Pour Petra De Sutter, un compromis sur le budget de la Défense reste possible

Le Vif

La vice-Première ministre Groen Petra De Sutter estime qu’un compromis peut toujours être trouvé au sein du gouvernement fédéral sur le futur budget de la Défense, a-t-elle indiqué en marge du Forum Économique Mondial de Davos.

Dans la station suisse, la ministre a suivi le discours du secrétaire général de l’Otan Jens Stoltenberg. Celui-ci a évoqué la guerre et l’augmentation des investissements dans la Défense.

   Le gouvernement fédéral est en train de débattre de l’éventualité d’une telle augmentation. Le Premier ministre Alexander De Croo veut voir 2% du PIB consacré à la Défense d’ici 2035, et ainsi répondre positivement à l’exigence de l’Alliance Atlantique. Les écologistes ont fait part de leur désaccord.

   Mardi à Davos, Petra De Sutter a souligné le soutien unanime du gouvernement belge à l’Ukraine. Mais la discussion à propos des investissements belges dans la Défense dépasse la guerre. « Il est clair que des domaines importants en matière de sécurité sont davantage liés à la crise climatique et la transition énergétique. Se concentrer uniquement sur les dépenses militaires nous semble trop unilatéral.« 

   « Nous avons délaissé notre défense pendant des décennies, et, comme d’autres pays, nous avons trop peu investi. À présent, nous sommes dans une nouvelle réalité et la reconstruction de l’armée est nécessaire », a ajouté Mme De Sutter. « Mais nous trouvons que nous avons déjà réalisé un sérieux effort. Des négociations se poursuivent depuis des mois pour porter le budget à 1,54% du PIB d’ici 2030, en plus du milliard supplémentaire pour le fonctionnement opérationnel immédiat de nos troupes. »

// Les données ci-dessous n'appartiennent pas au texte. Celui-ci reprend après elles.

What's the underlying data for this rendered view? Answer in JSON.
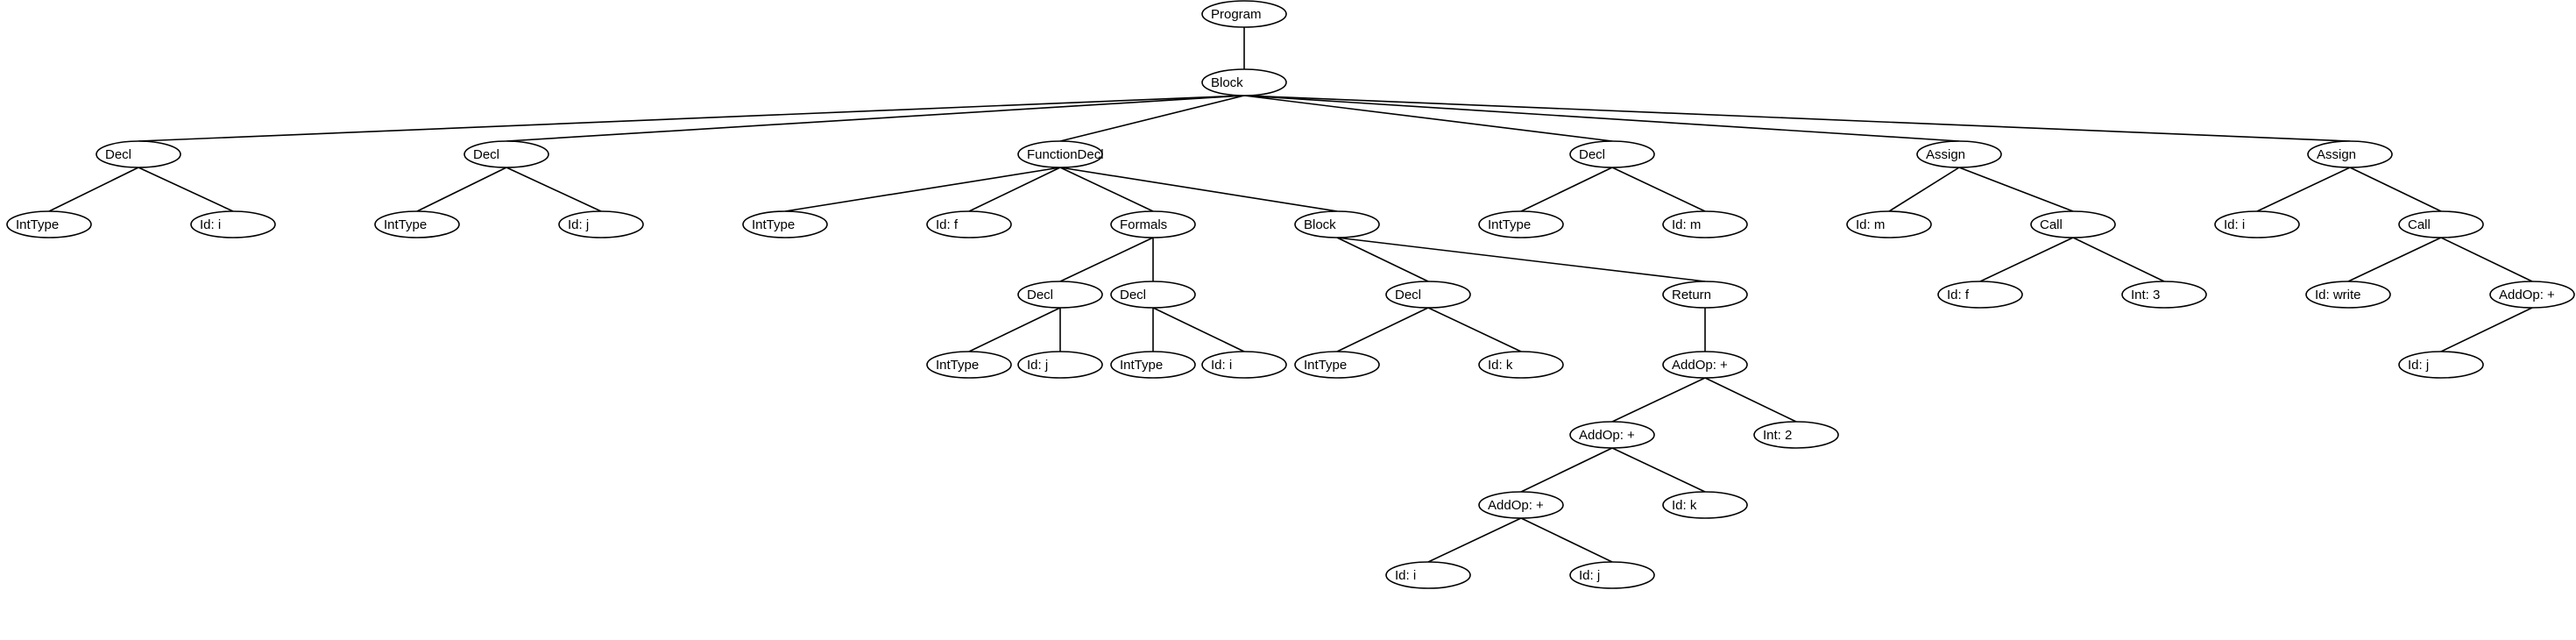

   Étant donné que la situation sera encore différente dans dix ans, son parti demande de voir ce dossier de manière « globale ». « On craint des catastrophes liées au climat et nous devons renforcer notre résilience face à cela, et pas seulement de façon militaire. »

   Un compromis est encore possible, estime la vice-Première ministre. « Il y a des dossiers sur lesquels nous avons trouvé un compromis, je pense que c’est possible. Nous n’aurons probablement pas besoin de ces 2% si nous affectons mieux nos ressources », a-t-elle complété, évoquant une meilleure coopération au niveau européen.